The first meeting between outdoor and design | Franco Albini and the Rattan
Today we live in the golden age of outdoor furniture: the development of technologies and materials has made it possible to achieve results unthinkable even up to a decade ago, recreating outdoor environments in all respects equal to those indoor, with a degree of comfort and refinement of details that has nothing to envy to the most welcoming living rooms. The most important designers compete to contend with this type of furniture, and by now many of the main brands have launched entire production lines entirely dedicated to outdoor furniture (among the latest Flexform and Cassina). But how did we get here?
For decades and decades, outdoor furniture has been a world of its own, with its peculiarities, its materials and its very peculiar formal grammar, mostly impervious to the suggestions of design. For many families of the past, garden furniture was substantiated in furniture in natural woven fibers, such as wicker, rattan, rush or midollino. The tradition of these furnishings was born in the United States in the late nineteenth century, when most houses began to equip themselves with portico and verandas to escape the oppressive summer heat.
Light, fresh and simple to transport, the wicker and similar fiber seats immediately became the natural complement to these new environments. This trend soon spread to Europe and Italy, finding new life in the mastery of the basket makers, craftsmen specialized in the weaving of baskets that launched into the production of this new kind of furniture. Among the thriving companies in the sector, Bonacina stood out, who in the 1920s and 1930s created the interiors of several villas throughout Italy.
Rationalism was in architecture the golden age of the Modern Movement and its Italian declination. The modernist values were in many ways the opposite of the dominant taste in the wicker sector: they put in the foreground the cold materials of the future, such as the metal tube and the glass, and abhorred the richly decorated forms, leaving at the center of his projects functionality. Modernism then had the cult of industrial production, an impossible destination for a still entirely manual production such as that of wicker.
The protagonist of our story, Franco Albini, enters now into the scene. A young pupil of Gio Ponti, Albini has become one of the key figures of Italian Rationalism since the early 1930s, but he gave an eclectic interpretation in many ways. While fully sharing the cardinal principles of the Movement – and actually helping to define them in the first person – Albini often left space in his projects to a personal touch of artist, small flashes of fantasy that distanced themselves from the icy functionalist logic and opened their eyes to a different way of understanding the interior. Albini also had a great passion for the Italian artisan tradition, with a “know-how” which he believed should be preserved in every way.
It is on the basis of these beliefs that in the post-war period he approached the world of woven fibers, forging a close relationship with Vittorio Bonacina’s workshop. The outcome of this collaboration culminates in the furnishings presented at the IX Triennale of 1951, commissioned by the Rinascente in Milan and made of cane and India cane. The traditional and poor material is faced for the first time with a spirit of research and avant-garde, giving life to some masterpieces that have left an indelible mark on the history of design.

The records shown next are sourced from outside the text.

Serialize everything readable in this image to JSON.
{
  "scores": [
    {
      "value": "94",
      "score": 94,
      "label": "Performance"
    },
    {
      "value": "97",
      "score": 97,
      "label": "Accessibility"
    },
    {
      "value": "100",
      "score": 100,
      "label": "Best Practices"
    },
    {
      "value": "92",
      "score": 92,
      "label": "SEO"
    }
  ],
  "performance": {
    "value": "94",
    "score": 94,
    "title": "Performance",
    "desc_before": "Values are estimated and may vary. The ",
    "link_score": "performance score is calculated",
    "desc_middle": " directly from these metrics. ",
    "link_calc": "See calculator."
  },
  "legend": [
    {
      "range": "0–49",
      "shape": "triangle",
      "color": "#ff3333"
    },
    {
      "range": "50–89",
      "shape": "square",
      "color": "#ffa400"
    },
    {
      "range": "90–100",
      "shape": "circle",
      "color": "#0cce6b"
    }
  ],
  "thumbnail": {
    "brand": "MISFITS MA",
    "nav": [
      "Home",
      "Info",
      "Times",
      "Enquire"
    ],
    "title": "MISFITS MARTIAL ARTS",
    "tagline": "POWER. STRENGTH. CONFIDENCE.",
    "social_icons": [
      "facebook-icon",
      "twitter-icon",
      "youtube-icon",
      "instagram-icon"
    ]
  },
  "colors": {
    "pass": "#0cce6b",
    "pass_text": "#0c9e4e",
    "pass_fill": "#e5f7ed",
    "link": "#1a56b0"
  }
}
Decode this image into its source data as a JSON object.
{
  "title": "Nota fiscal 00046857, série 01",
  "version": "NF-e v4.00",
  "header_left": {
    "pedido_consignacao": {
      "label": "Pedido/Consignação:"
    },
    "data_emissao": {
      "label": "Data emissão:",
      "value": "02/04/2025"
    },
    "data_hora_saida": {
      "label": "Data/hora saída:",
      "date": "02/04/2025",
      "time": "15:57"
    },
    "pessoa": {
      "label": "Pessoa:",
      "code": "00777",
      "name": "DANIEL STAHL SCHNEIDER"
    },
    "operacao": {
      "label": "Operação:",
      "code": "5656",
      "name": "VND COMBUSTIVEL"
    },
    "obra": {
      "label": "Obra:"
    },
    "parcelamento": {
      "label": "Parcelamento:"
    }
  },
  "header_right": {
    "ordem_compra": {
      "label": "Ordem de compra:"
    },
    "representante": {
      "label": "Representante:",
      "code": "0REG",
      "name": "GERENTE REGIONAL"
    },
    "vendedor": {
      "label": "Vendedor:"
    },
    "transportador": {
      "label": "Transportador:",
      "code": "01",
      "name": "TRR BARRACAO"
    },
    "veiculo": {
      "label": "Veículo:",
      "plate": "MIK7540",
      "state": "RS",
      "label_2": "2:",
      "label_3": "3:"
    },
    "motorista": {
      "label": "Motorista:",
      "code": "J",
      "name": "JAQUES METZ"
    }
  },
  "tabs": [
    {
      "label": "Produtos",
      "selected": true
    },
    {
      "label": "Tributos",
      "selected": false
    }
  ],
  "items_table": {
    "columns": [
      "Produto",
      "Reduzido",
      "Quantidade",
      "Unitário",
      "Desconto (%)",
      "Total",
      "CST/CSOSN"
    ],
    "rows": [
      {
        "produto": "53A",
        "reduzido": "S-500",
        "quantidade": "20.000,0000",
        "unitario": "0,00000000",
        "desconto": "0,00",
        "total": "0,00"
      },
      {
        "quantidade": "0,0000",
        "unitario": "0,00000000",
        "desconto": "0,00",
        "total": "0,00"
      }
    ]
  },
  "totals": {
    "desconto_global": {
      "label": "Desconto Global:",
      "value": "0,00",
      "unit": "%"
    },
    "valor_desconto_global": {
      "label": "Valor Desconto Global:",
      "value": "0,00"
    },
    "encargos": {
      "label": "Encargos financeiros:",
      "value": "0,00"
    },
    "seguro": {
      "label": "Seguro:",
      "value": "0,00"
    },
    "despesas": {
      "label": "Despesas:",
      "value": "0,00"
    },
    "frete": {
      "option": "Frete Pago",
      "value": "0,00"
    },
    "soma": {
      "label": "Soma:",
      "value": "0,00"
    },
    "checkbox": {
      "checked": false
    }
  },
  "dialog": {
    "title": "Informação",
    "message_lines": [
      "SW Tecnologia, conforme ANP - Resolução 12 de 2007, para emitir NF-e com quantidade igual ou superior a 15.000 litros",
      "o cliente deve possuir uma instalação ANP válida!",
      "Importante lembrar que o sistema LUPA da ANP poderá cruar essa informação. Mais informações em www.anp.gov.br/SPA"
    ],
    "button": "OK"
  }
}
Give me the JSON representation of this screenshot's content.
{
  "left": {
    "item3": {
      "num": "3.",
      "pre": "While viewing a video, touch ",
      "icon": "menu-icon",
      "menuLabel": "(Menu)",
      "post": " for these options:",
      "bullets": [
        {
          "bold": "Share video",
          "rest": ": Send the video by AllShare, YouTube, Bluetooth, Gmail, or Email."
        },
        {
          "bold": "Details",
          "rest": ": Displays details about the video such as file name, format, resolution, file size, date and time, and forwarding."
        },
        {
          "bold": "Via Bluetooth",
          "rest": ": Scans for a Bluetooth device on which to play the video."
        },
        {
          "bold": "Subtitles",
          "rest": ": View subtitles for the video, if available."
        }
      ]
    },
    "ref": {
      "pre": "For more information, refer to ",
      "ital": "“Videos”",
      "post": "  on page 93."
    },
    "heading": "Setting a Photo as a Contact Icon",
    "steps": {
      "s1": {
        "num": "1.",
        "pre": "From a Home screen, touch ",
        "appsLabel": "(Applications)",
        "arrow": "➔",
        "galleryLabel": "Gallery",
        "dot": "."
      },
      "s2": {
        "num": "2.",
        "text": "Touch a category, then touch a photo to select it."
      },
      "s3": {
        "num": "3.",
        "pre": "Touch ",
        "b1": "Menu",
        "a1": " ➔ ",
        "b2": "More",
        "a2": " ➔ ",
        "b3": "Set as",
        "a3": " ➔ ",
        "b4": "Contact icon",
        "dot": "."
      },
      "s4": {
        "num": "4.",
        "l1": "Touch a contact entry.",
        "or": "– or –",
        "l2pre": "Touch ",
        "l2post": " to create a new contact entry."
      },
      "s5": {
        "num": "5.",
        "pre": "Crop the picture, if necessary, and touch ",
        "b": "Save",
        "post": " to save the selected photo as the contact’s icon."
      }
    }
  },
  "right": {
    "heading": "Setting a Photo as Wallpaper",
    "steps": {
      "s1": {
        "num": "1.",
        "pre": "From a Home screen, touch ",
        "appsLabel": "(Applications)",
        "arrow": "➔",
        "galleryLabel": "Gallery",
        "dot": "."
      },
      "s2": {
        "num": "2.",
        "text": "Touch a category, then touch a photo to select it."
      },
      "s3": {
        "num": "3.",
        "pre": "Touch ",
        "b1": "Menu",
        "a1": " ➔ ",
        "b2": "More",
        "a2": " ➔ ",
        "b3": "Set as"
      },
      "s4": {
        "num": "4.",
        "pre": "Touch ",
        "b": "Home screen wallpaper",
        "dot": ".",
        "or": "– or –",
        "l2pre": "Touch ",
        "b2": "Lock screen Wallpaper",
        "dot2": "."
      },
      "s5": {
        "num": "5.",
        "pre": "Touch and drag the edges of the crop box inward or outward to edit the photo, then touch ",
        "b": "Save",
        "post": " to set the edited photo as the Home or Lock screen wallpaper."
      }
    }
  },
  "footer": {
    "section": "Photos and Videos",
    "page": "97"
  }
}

This is the Margherita armchair, co-signed with Gino Colombini (historical technical director of Kartell, accustomed to innovative plastic processes), awarded by the Triennale with the Gold Medal. The structure of the armchair is de-materialized and reduced to its essential skeleton, in a way reminiscent of the parallel research that Harry Bertoia [link] was applying to the metal tube at the same time. The same base of the armchair bears the fruit of this vocation to essentiality, so much so that it is remembered as the first “without legs” armchair of Italian design. The final result leaves an impression of aerial lightness with few precedents in the history of design. Another great success presented at the Triennale was the Gala armchair, designed in collaboration with Ezio Sgrelli.
In addition to the great Bonacina masterpieces, other rattan furnishings designed by Albini are now revived by the Danish Sika Design, including an airy pouf always designed for the 1951 Triennale, the elegant Belladonna sofa and the Fratellino trolley. Sika Design is the main Scandinavian company active in the rattan sector and also offers in its collections various creations dating back to the 1930s by the great Arne Jacobsen, one of the few designers to precede Albini in approaching these materials with a modern spirit.
Wicker, rattan, rush and the different natural fibers are now less widespread than in the past and they are considered more suitable for covered verandas or spaces that are in any case sheltered from the elements, but they have been enriched with the irresistible vintage charm of a material of the past. From eminently poor material, he found himself playing the role of luxury detail in contemporary projects, bringing with him the added value of dozens of hours of manual work carried out by a class of craftsmen specialized in the process of extinction.